Acting on a tip about a suspected pit-bull fighting ring, the Drug Enforcement Administration and Baltimore County police raided the place and found the dogs. Some of the dogs were chained to a buried car axle but were only able to walk in circles. One animal was missing an ear.

“(The dogs were) in the woods, in the dark, no medical care, chained up. They really were enslaved, and they were left to suffer,” said assistant state’s attorney Adam Lippe, who is the county’s chief of Animal Abuse Unit.

Authorities said the dogs weren’t fed regularly, water buckets were filled with mold and some of the animals were left in cages for so long, they wore their teeth down to the gums chewing on them.

“One dog in particular had an abscess that was a third of the size of his head,” Lippe said.

Authorities said they found veterinary equipment on site, but no evidence the animals who needed treatment got it. Court papers named some of the dogs: Johnny, Good Girl, Old Man, Charly and Windy.

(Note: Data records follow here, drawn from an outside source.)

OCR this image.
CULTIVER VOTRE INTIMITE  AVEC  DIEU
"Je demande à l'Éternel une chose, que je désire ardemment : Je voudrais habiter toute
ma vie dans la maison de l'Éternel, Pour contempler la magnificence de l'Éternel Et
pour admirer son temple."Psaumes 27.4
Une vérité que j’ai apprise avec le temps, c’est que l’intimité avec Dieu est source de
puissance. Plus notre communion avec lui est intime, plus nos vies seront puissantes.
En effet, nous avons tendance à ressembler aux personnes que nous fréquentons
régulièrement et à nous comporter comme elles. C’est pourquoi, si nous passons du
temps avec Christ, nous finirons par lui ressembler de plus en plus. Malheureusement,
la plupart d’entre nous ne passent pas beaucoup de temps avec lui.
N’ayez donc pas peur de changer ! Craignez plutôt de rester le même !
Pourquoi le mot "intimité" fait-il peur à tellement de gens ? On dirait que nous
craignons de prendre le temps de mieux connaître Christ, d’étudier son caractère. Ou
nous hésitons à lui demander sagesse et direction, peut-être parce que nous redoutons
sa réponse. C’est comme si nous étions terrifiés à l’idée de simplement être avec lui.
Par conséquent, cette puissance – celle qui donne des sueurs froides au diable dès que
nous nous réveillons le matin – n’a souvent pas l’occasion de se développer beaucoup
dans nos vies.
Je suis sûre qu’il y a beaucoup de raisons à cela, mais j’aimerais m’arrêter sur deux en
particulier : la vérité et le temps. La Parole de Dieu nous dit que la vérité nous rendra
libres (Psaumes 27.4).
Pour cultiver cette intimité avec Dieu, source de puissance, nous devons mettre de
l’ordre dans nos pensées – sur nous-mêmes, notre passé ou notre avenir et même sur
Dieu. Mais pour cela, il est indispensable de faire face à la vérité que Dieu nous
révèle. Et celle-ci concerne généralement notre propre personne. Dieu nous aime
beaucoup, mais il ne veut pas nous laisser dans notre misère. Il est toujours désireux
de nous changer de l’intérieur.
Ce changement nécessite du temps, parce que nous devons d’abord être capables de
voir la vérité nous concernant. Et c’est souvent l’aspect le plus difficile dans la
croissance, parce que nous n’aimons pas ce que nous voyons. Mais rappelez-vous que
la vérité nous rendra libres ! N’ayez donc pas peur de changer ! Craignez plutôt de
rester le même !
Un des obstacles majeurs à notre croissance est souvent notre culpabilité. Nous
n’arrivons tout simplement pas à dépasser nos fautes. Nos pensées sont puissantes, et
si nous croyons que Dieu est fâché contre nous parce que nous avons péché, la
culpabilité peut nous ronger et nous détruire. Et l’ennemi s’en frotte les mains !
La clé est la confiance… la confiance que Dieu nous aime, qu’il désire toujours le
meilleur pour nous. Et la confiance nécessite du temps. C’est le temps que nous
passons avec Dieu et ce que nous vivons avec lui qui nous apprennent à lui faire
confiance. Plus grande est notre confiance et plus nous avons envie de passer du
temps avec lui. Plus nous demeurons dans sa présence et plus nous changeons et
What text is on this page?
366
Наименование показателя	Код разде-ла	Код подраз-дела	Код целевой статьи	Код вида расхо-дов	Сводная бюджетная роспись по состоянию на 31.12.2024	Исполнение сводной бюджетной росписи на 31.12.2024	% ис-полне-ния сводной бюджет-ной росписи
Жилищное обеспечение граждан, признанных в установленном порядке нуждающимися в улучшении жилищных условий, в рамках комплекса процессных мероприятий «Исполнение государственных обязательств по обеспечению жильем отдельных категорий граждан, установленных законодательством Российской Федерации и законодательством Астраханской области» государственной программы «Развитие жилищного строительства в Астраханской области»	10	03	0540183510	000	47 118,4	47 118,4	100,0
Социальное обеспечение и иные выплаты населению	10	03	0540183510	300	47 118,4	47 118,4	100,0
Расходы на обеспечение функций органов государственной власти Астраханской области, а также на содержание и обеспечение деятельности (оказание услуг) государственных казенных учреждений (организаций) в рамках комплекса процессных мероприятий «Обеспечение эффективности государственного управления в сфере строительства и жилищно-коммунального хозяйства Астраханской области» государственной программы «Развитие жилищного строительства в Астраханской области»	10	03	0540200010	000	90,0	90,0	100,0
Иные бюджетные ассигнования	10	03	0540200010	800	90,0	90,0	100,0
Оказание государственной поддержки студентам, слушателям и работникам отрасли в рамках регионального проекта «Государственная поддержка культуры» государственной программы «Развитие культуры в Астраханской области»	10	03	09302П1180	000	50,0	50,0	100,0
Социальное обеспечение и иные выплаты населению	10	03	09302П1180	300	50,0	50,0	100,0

“The tragedy in the case is that the animals suffered and they paid the ultimate price for Corey Hannah’s neglect, abuse and torture,” Lippe said. “(It) makes a little part of me die. I think that it is really sad what people do to animals. All they want to be is treated fair. All they want to have is a nice day. They don’t deserve this.” .”

Hannah faces 17 years in prison. Sentencing is scheduled for Oct. 13.

Court records indicate Hannah has a long and violent criminal history. In 2001, federal officials charged Hannah in an unusually cruel assault case in which he duct-taped his victim and caused two pit bulls to chew on the victim’s legs and buttocks. When the victim managed to escape, Hannah shot him.

Hannah was convicted and a federal judge gave him a suspended sentence.

Hannah’s record also includes assault, armed robbery, bank robbery and a DUI.